Calculating the blended rate would be byzantine and problematic, but the whole goal is to save money, so we can assume that the end result will be a less generous match for the state-federal programs. That’s the point, after all.
Combined with this is a proposal to limit or bar states from raising taxes on medical providers to make up the costs. Forty-six states currently use provider taxes, and would see a key source of revenue for Medicaid and CHIP lost. These combined limits – restricting federal dollars for Medicaid through a different rate of payment, and banning provider taxes – have the effect of forcing states, which have less money to sustain their programs, and no way to raise that money outside of stressed general revenue pots, to cut back their Medicaid and CHIP programs. This lowers federal costs even more. The total target for the reductions is $100 billion.
What does this mean in the real world? It means that poor people and children will either have less generous health care services through Medicaid and CHIP, or that providers will see their payments cut again, which could lead to a lack of access to those services. Medicaid reimbursement rates are already as low as you can get. So cutting them even more could represent a tipping point, where providers simply refuse to accept Medicaid patients.
This just follows what is already happening in the states. At least 15 states cut their rates starting this month (see the graphic). This puts tremendous stress on the Medicaid system, and turns the coverage provided into unusable junk. If beneficiaries cannot find doctors to treat them under Medicaid, then the program becomes somewhat irrelevant. Perhaps community health centers, boosted by the Affordable Care Act, could fill in the gaps, but you would need a lot of them to overcome this.
Now, a lot of people simply cannot believe that the President would cut a program so fundamental to his signature policy, the health care law. But in effect, he’s not cutting it. He’s shifting costs to the states so they have to react.

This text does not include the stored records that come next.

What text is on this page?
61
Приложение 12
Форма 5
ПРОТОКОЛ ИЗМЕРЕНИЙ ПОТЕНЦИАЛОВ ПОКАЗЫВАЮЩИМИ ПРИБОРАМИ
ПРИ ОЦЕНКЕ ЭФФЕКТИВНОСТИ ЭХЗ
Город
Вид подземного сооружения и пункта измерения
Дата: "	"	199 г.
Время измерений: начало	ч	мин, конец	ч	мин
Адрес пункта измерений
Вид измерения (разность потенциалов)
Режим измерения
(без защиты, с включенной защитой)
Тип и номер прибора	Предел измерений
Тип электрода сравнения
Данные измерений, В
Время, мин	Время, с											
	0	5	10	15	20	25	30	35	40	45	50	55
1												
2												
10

The maintenance of effort provisions in the Affordable Care Act so far remain the same, and the government will still pick up the costs of Medicaid expansion. They’ll just use a different rate to determine that and expect the states to make up the difference. Quoting Igor Volsky:
It simply follows that if states are faced with a situation where they have decreasing revenue (in part due to the recession) and less federal dollars to spend on Medicaid, they will make provider cuts (as well as many other reductions) that will leave beneficieires without doctors and sink the program. This does not bode well for conservative proposals that seek to transform Medicaid into a block grant system that doesn’t keep up with projected health care costs. We’d see this happen and then multiplied.
It doesn’t bode well for the blended rate program, which doesn’t cap Medicaid spending, but is essentially “block grant lite” because it would lower the quality of and access to treatment under Medicaid. So the promised Medicaid coverage expansion of the Affordable Care Act, which is expected to add 16 million by 2020, will either not be realized, or Medicaid will be so crippled by then that the “coverage” will be ineffective.
The ACA (Affordable Care Act) gives states strong incentives to reach and enroll individuals made newly eligible for Medicaid because the federal government will pick up all of states’ costs in providing health coverage to these people in the initial years and 90 percent of the costs over the long run. By contrast, under the blended-rate proposal, states would have to pay a much greater share of the cost of each newly eligible individual who enrolls (and a smaller share of the cost of those already eligible under current state Medicaid rules). States would likely be less energetic in their outreach efforts as a consequence, with the result that fewer newly eligible individuals likely would apply and enroll, and the number of people who remain uninsured would be higher.
This must be fought and fought hard. Millions of poor people and seniors depend on Medicaid and cannot make up the difference if the program services are cut or access denied.